Along with ARTICLE 19 and many other international human rights non-governmental organisations (NGOs), there has been a substantial outcry against the new anti-boycott law from Israeli citizens and civil organisations. The Israeli-based Gush Shalom peace group has already petitioned Israel's Supreme Court to overturn the law, claiming it violates basic democratic principles and the right to freedom of expression. A second petition is currently being prepared by two leading Israeli human rights organisations, on behalf of other human rights groups as well as organisations most liable to be affected directly by the law.
Thirty two Israeli law professors have signed a petition declaring that any Israeli law essentially banning politically motivated boycotts is unconstitutional.

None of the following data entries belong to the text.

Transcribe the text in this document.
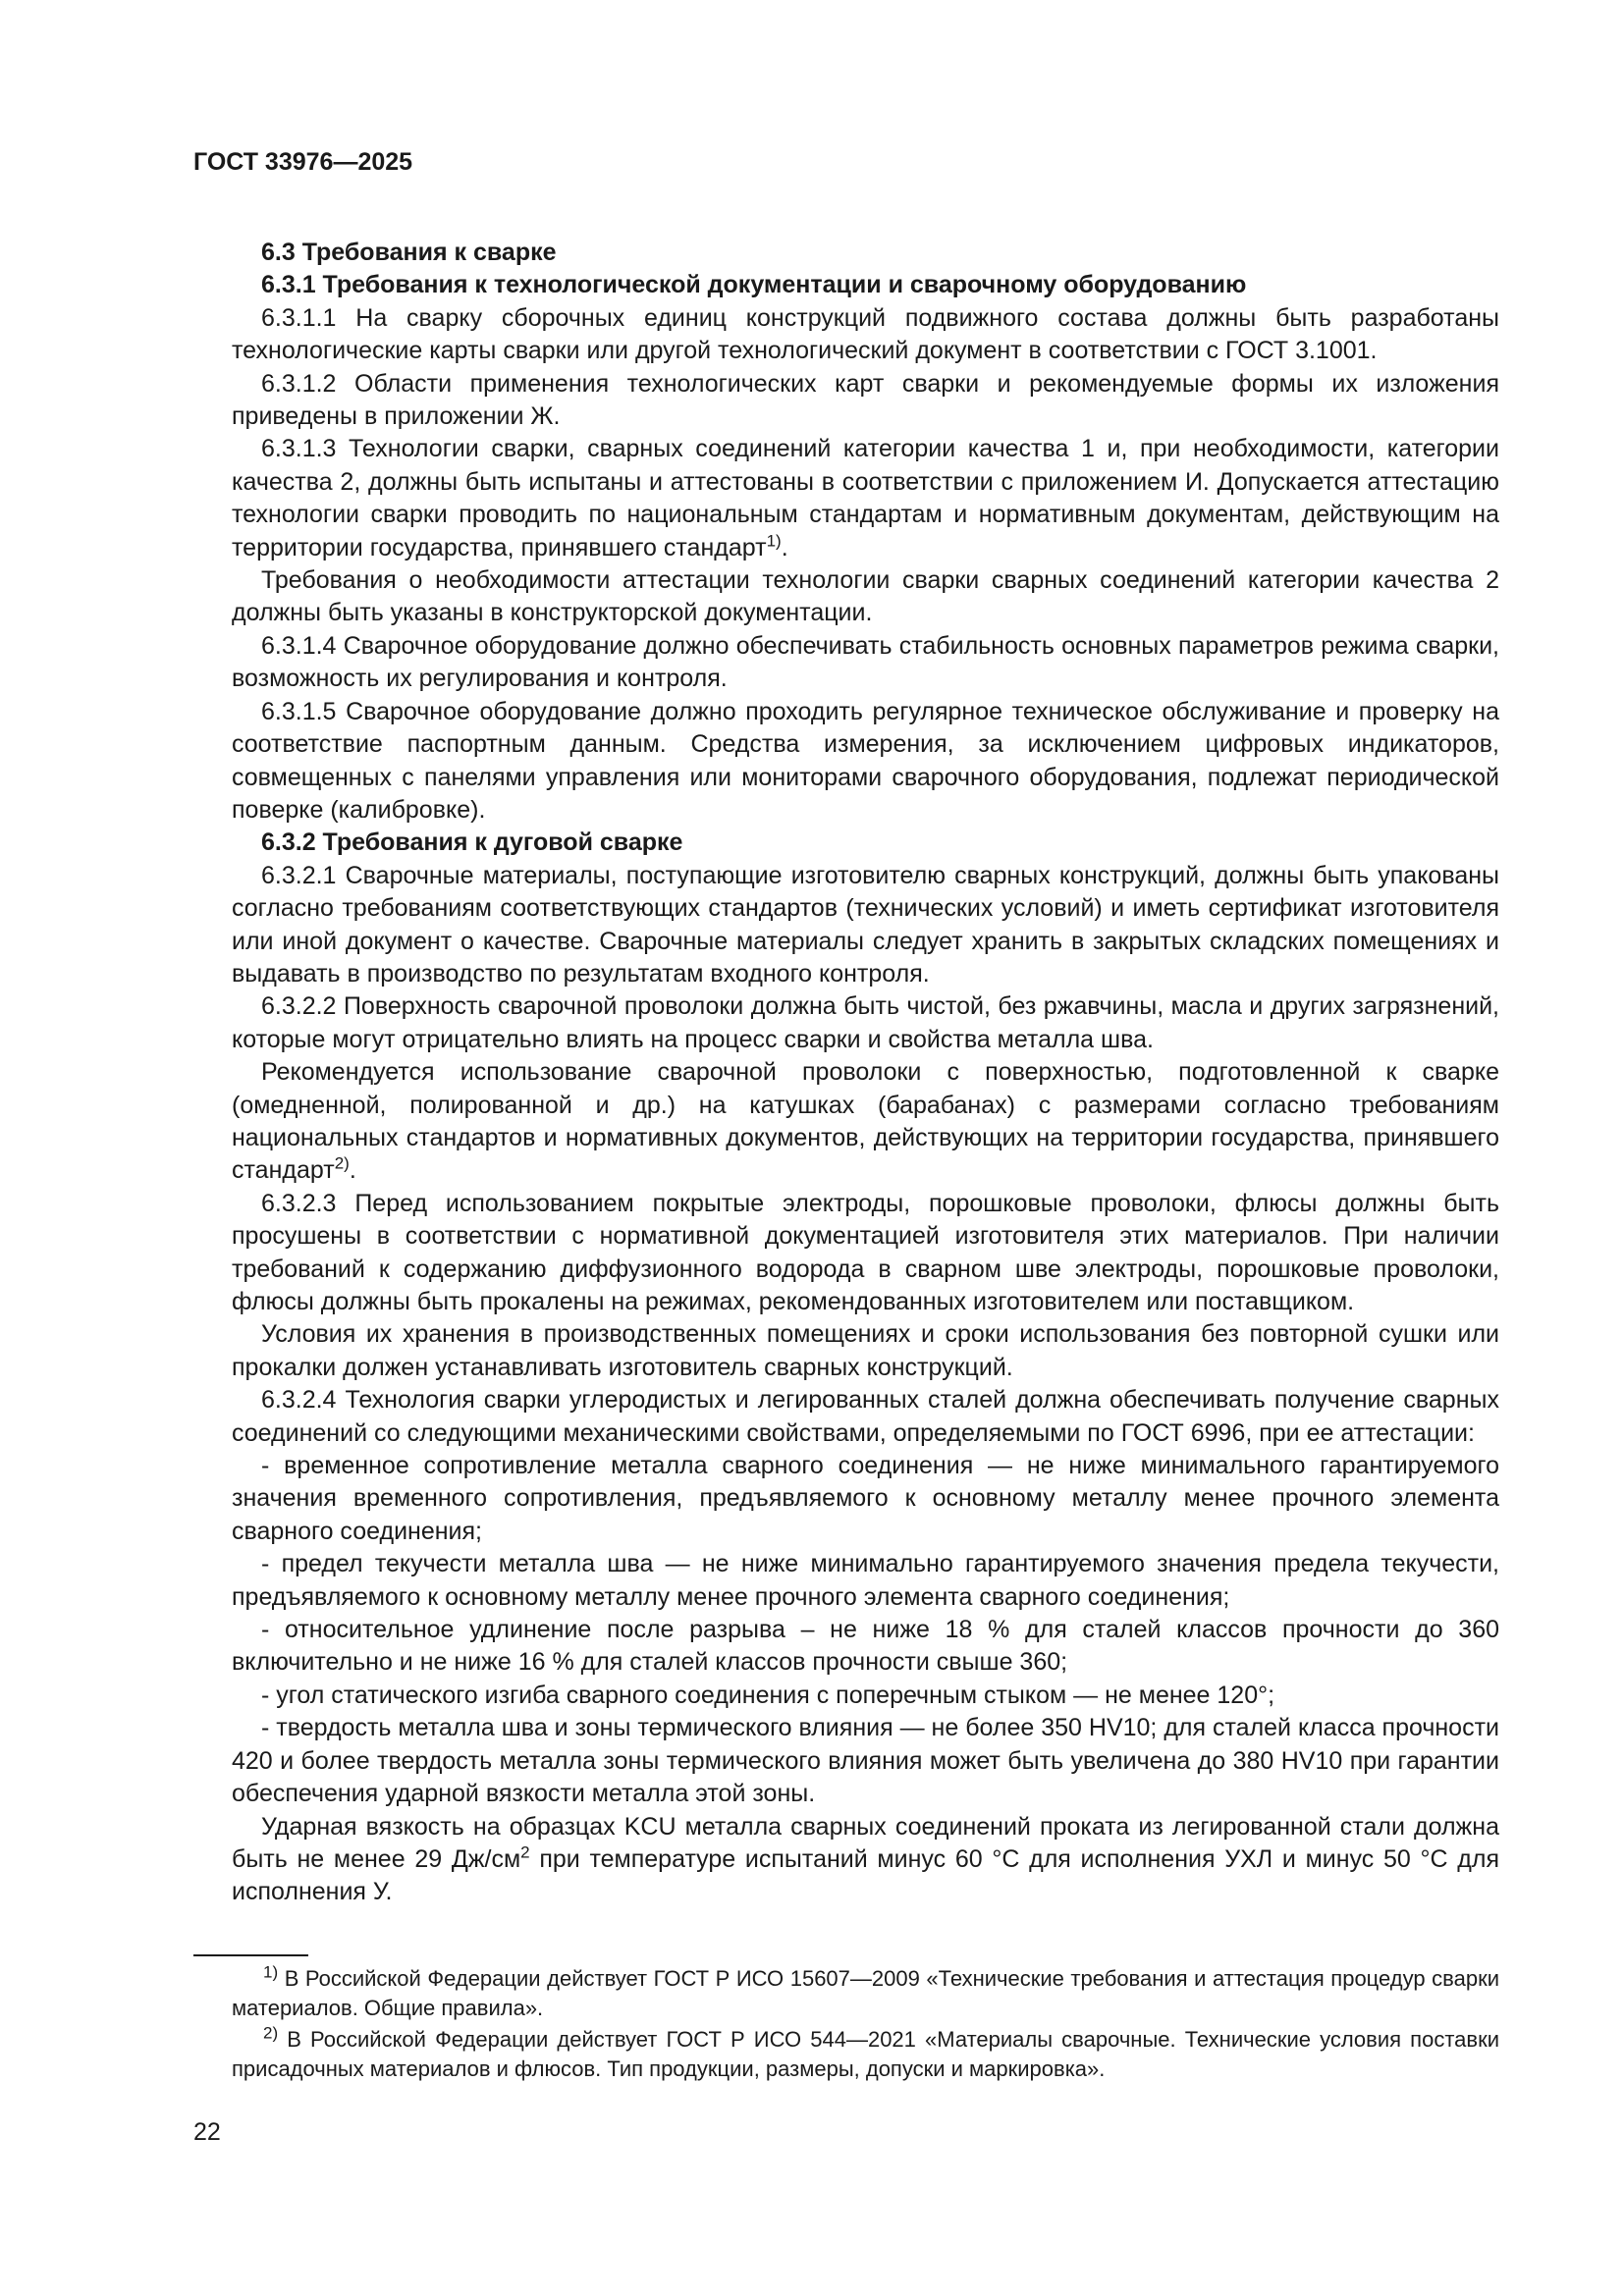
ГОСТ 33976—2025

6.3 Требования к сварке

6.3.1 Требования к технологической документации и сварочному оборудованию

6.3.1.1 На сварку сборочных единиц конструкций подвижного состава должны быть разработаны технологические карты сварки или другой технологический документ в соответствии с ГОСТ 3.1001.

6.3.1.2 Области применения технологических карт сварки и рекомендуемые формы их изложения приведены в приложении Ж.

6.3.1.3 Технологии сварки, сварных соединений категории качества 1 и, при необходимости, категории качества 2, должны быть испытаны и аттестованы в соответствии с приложением И. Допускается аттестацию технологии сварки проводить по национальным стандартам и нормативным документам, действующим на территории государства, принявшего стандарт$^{1)}$.

Требования о необходимости аттестации технологии сварки сварных соединений категории качества 2 должны быть указаны в конструкторской документации.

6.3.1.4 Сварочное оборудование должно обеспечивать стабильность основных параметров режима сварки, возможность их регулирования и контроля.

6.3.1.5 Сварочное оборудование должно проходить регулярное техническое обслуживание и проверку на соответствие паспортным данным. Средства измерения, за исключением цифровых индикаторов, совмещенных с панелями управления или мониторами сварочного оборудования, подлежат периодической поверке (калибровке).

6.3.2 Требования к дуговой сварке

6.3.2.1 Сварочные материалы, поступающие изготовителю сварных конструкций, должны быть упакованы согласно требованиям соответствующих стандартов (технических условий) и иметь сертификат изготовителя или иной документ о качестве. Сварочные материалы следует хранить в закрытых складских помещениях и выдавать в производство по результатам входного контроля.

6.3.2.2 Поверхность сварочной проволоки должна быть чистой, без ржавчины, масла и других загрязнений, которые могут отрицательно влиять на процесс сварки и свойства металла шва.

Рекомендуется использование сварочной проволоки с поверхностью, подготовленной к сварке (омедненной, полированной и др.) на катушках (барабанах) с размерами согласно требованиям национальных стандартов и нормативных документов, действующих на территории государства, принявшего стандарт$^{2)}$.

6.3.2.3 Перед использованием покрытые электроды, порошковые проволоки, флюсы должны быть просушены в соответствии с нормативной документацией изготовителя этих материалов. При наличии требований к содержанию диффузионного водорода в сварном шве электроды, порошковые проволоки, флюсы должны быть прокалены на режимах, рекомендованных изготовителем или поставщиком.

Условия их хранения в производственных помещениях и сроки использования без повторной сушки или прокалки должен устанавливать изготовитель сварных конструкций.

6.3.2.4 Технология сварки углеродистых и легированных сталей должна обеспечивать получение сварных соединений со следующими механическими свойствами, определяемыми по ГОСТ 6996, при ее аттестации:

- временное сопротивление металла сварного соединения — не ниже минимального гарантируемого значения временного сопротивления, предъявляемого к основному металлу менее прочного элемента сварного соединения;

- предел текучести металла шва — не ниже минимально гарантируемого значения предела текучести, предъявляемого к основному металлу менее прочного элемента сварного соединения;

- относительное удлинение после разрыва – не ниже 18 % для сталей классов прочности до 360 включительно и не ниже 16 % для сталей классов прочности свыше 360;

- угол статического изгиба сварного соединения с поперечным стыком — не менее 120°;

- твердость металла шва и зоны термического влияния — не более 350 HV10; для сталей класса прочности 420 и более твердость металла зоны термического влияния может быть увеличена до 380 HV10 при гарантии обеспечения ударной вязкости металла этой зоны.

Ударная вязкость на образцах KCU металла сварных соединений проката из легированной стали должна быть не менее 29 $Дж/см^2$ при температуре испытаний минус 60 °С для исполнения УХЛ и минус 50 °С для исполнения У.

$^{1)}$ В Российской Федерации действует ГОСТ Р ИСО 15607—2009 «Технические требования и аттестация процедур сварки материалов. Общие правила».

$^{2)}$ В Российской Федерации действует ГОСТ Р ИСО 544—2021 «Материалы сварочные. Технические условия поставки присадочных материалов и флюсов. Тип продукции, размеры, допуски и маркировка».

22
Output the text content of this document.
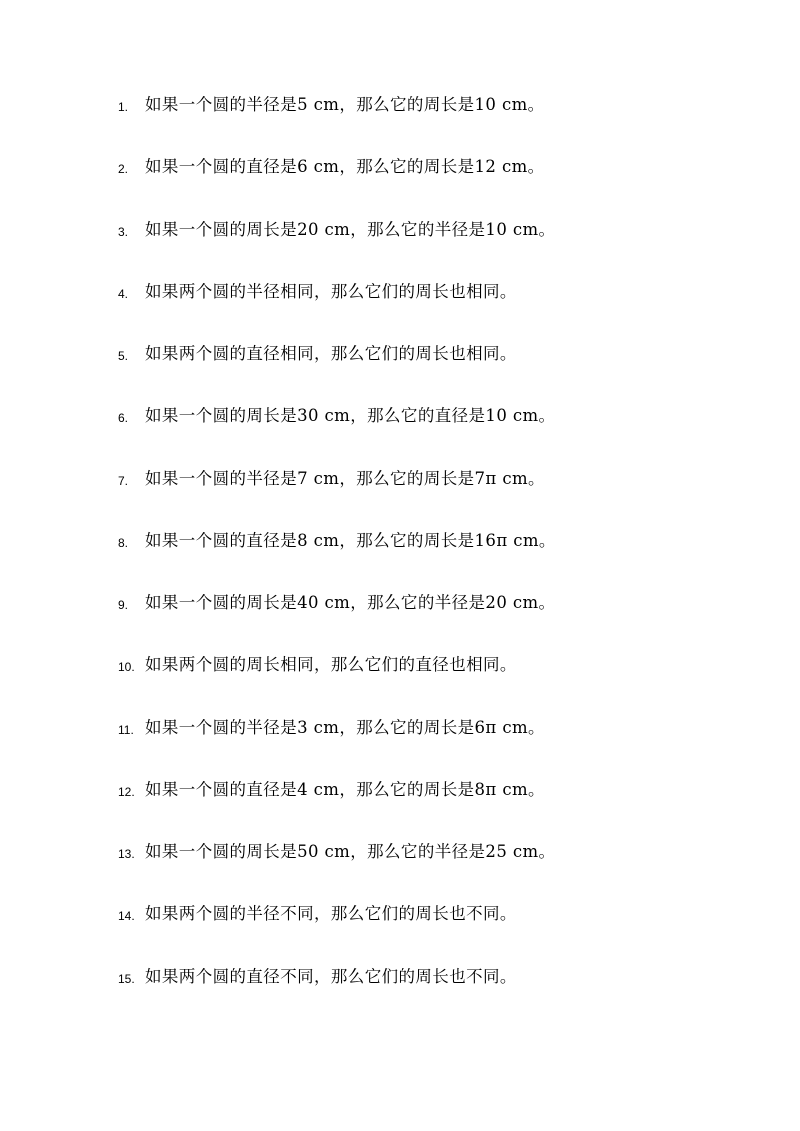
1.	如果一个圆的半径是5 cm，那么它的周长是10 cm。
2.	如果一个圆的直径是6 cm，那么它的周长是12 cm。
3.	如果一个圆的周长是20 cm，那么它的半径是10 cm。
4.	如果两个圆的半径相同，那么它们的周长也相同。
5.	如果两个圆的直径相同，那么它们的周长也相同。
6.	如果一个圆的周长是30 cm，那么它的直径是10 cm。
7.	如果一个圆的半径是7 cm，那么它的周长是7π cm。
8.	如果一个圆的直径是8 cm，那么它的周长是16π cm。
9.	如果一个圆的周长是40 cm，那么它的半径是20 cm。
10. 如果两个圆的周长相同，那么它们的直径也相同。
11. 如果一个圆的半径是3 cm，那么它的周长是6π cm。
12. 如果一个圆的直径是4 cm，那么它的周长是8π cm。
13. 如果一个圆的周长是50 cm，那么它的半径是25 cm。
14. 如果两个圆的半径不同，那么它们的周长也不同。
15. 如果两个圆的直径不同，那么它们的周长也不同。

Israel's Attorney General, Yehuda Weinstein, has stated that he believes the anti-boycott law to be borderline illegal. Even the Israeli Knesset's own legal counsel has expressed severe reservations about the new law. According to available information, criticism of the anti-boycott law was a popular topic for Israeli Facebook users over the weekend. Over 4000 Facebook users have already announced their intentions to attend a planned 30 July rally in Tel Aviv protesting the new law. Most Israeli newspapers have come down clearly against the law, and a Member of Knesset from the Israeli opposition party Kadima (which initially participated in the drafting of the bill, but later withdrew its support) has tabled a proposal to revoke it.
ARTICLE 19 calls on the Israeli Government to uphold and protect the right to freedom of expression in Israel by repealing the Anti-Boycott Law and upholding the rights of individuals and organisations who wish to peacefully denounce the government's policies.
Furthermore, ARTICLE 19 calls on governments around the world, in particular the United States and the European Union to condemn the law, advocate for its repeal and support Israeli civil society organisations in their peaceful actions to prevent encroachments on their rights of free expression and free association.